Relationships crossroads are common occasions we all struggle with, starting at an early age. From the BFF’s you fought with and *never* spoke to again in elementary school, to the dreamy kisser you met and lost in middle school (OK, high school, no judging,) to your later broken off adult relationships, engagements, and even divorce. With each experience you gain experience and become a little wiser You hope to be able to better face the next similar challenge, avoid the next breakup, or at least make it less hurtful. But whether you are the one taking the lead in the decision to split up, or the one facing it, the emotional burden is considerable none the less.

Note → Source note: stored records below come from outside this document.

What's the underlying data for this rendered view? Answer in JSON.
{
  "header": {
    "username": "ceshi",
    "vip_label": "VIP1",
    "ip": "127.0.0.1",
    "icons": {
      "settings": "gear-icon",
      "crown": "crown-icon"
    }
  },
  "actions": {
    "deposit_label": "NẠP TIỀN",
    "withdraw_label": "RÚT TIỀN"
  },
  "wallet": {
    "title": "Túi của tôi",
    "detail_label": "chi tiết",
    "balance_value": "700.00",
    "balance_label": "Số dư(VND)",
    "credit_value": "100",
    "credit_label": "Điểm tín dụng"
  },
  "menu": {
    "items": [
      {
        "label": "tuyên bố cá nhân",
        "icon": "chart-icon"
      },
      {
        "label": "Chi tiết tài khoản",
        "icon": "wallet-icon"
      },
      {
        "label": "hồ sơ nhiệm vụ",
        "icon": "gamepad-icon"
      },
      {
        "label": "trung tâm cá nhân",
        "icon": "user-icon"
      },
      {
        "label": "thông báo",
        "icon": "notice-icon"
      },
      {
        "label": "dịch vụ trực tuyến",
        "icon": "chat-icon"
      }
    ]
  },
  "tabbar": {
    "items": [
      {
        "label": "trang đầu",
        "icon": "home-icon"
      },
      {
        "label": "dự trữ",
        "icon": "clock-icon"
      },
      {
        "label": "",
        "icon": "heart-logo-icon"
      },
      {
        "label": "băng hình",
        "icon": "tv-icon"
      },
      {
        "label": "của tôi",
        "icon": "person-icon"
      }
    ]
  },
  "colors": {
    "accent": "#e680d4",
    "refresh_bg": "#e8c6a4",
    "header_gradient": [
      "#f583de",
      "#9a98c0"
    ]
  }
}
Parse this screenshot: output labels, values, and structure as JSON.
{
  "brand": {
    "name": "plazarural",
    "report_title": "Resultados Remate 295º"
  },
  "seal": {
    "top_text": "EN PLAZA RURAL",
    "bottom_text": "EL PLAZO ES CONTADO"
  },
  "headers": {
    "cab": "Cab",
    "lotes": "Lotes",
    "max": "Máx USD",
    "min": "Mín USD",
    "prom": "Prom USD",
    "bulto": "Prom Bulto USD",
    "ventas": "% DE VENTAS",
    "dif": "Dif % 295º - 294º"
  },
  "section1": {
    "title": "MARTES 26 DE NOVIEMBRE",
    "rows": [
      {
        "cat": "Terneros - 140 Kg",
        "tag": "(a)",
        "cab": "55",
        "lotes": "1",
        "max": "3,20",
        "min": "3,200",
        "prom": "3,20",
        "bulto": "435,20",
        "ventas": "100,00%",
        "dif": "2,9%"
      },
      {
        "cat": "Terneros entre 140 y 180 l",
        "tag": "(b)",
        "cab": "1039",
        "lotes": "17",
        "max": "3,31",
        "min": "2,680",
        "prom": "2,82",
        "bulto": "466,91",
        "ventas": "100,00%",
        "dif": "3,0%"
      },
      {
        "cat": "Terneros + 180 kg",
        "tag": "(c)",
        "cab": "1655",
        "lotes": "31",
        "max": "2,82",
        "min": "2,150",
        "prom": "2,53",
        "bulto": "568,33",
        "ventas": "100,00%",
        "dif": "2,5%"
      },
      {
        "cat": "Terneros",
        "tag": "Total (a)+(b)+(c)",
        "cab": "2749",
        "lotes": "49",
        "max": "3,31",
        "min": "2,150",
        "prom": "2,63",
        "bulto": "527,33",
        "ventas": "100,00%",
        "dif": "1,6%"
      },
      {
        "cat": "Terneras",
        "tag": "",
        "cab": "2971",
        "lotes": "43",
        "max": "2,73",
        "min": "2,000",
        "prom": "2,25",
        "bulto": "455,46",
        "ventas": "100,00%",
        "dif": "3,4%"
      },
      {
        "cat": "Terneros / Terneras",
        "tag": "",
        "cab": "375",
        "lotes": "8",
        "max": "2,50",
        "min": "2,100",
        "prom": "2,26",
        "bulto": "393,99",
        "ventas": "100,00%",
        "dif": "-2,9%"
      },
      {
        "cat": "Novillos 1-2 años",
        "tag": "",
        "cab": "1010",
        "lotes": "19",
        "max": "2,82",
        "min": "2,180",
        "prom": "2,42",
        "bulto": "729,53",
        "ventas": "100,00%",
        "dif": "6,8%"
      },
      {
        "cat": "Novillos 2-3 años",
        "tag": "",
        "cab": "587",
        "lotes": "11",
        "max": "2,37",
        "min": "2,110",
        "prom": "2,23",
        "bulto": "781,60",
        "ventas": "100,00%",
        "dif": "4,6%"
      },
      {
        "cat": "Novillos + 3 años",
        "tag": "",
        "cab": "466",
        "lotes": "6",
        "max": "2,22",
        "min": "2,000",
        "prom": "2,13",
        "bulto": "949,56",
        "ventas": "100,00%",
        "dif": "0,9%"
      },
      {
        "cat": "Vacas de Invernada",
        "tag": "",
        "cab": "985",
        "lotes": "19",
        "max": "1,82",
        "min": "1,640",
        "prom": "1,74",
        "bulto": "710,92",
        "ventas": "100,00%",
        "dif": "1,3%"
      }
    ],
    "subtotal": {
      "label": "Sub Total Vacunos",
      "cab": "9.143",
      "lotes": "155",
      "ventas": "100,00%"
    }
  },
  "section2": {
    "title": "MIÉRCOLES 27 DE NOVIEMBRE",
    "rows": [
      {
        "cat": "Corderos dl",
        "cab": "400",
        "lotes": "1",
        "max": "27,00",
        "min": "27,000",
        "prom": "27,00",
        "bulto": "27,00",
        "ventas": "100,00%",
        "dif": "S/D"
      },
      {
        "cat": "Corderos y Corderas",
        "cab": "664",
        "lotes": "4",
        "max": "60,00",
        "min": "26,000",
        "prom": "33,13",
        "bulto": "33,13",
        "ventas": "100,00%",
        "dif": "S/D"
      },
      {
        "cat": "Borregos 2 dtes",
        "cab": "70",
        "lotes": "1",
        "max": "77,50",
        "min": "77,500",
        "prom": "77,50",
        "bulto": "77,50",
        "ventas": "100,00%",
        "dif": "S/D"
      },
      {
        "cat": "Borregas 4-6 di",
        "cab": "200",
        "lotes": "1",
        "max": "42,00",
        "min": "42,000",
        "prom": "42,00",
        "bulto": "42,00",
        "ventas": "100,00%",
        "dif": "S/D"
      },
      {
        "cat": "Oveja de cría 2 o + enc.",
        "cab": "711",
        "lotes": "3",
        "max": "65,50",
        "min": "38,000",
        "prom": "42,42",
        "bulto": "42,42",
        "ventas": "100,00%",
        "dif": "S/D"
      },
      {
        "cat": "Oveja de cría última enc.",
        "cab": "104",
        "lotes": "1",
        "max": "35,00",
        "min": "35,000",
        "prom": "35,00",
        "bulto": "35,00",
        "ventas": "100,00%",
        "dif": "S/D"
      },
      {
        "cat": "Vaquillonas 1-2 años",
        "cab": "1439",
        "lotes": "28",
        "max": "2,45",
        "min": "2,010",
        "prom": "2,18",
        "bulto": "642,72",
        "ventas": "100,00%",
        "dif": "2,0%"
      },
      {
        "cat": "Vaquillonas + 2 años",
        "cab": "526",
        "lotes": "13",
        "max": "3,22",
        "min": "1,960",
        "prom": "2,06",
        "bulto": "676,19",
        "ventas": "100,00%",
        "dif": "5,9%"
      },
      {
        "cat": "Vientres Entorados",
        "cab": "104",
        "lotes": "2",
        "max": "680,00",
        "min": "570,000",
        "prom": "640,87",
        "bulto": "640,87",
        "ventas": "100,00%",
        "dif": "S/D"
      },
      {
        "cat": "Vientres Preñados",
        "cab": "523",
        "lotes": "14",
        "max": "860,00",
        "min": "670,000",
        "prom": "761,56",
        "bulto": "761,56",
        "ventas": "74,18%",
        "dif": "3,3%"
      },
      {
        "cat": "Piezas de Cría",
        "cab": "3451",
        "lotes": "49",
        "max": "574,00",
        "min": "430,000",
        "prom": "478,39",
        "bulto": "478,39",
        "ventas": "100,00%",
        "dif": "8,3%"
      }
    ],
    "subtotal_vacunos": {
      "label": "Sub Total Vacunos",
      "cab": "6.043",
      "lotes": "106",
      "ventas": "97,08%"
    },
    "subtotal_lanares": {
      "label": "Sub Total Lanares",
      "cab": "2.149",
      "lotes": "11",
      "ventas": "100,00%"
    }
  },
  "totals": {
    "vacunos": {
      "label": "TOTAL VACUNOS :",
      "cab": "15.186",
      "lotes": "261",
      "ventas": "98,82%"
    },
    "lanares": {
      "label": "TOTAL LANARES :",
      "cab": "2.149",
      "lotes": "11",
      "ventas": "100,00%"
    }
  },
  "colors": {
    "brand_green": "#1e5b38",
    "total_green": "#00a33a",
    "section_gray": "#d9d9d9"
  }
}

You face the moment of breakup and the days following with the best your character and mental strength can offer. Your course for a future had just taken an immediate and significant turn. Your life alignment is off, and the resulting emotional tremors are shaking everything inside and around you into pieces. How can you make it out in one piece?

One common thread to clients I have coached through this crossroad is their quest to seek safety and clarity in the midst of the storm. Such a need is difficult to fulfill at a time when so many elements in their lives are shifting. One asset you can use at this time is just that, time. You may feel the urge to make quick decisions in order to gain control and stability over the situation (or at least feel that you do.) But quick or impulsive moves may produce adverse results. Ask yourself: Can you really make such important decisions alone, when you are so emotionally vulnerable? Answer: Taking the time to consult and strategize will result in a sounder plan for you, and although it may take longer to achieve, it will save you time (and face, and money, and stress) in the long run. Action: Bring a trusted and experienced person by your side, and devise your strategy.

Yes, devise your strategy. Decide: What do you plan to do?

When you are awash with negative feelings and doubt in your relationship, your instinct may lead you to create distance between you and your partner. Such action may soothe your emotional pain and discomfort, but will do little to address the reasons that led to this situation. If you choose to leave, you will be giving up on a relationship, something you have invested yourself in countless ways over time, and in some cases could be blamed for the breakup. Before you make any of these moves, sit down for a conversation with your partner. Try to locate the source for the rift, and think of ways to repair it. If you fear that having that conversation one-on-one may be too tense of a situation for either of you, get help into the fold. Bring a trusted party to act as an intermediary, a stability provider. The help options are many. Ask for advice from your friends. Attend a relationship workshop. Pursue individual and couple’s counseling. Request religious guidance. Hire a life coach. Use any of these paths to make a true attempt to repair and save your investment before you decide to declare it a total loss. Even if the actions you take lead to an end of the relationship, you will arrive at that point whole, knowing that you did all you can to mend it.

A new beginning does not require razing your past. Acquiring personal support and professional guidance, preferably earlier in the conflict, ensures a better resolution to the conflict. Remember: Your goal is to improve your situation and succeed through it into the future. Imagine that, but try not to imagine it alone.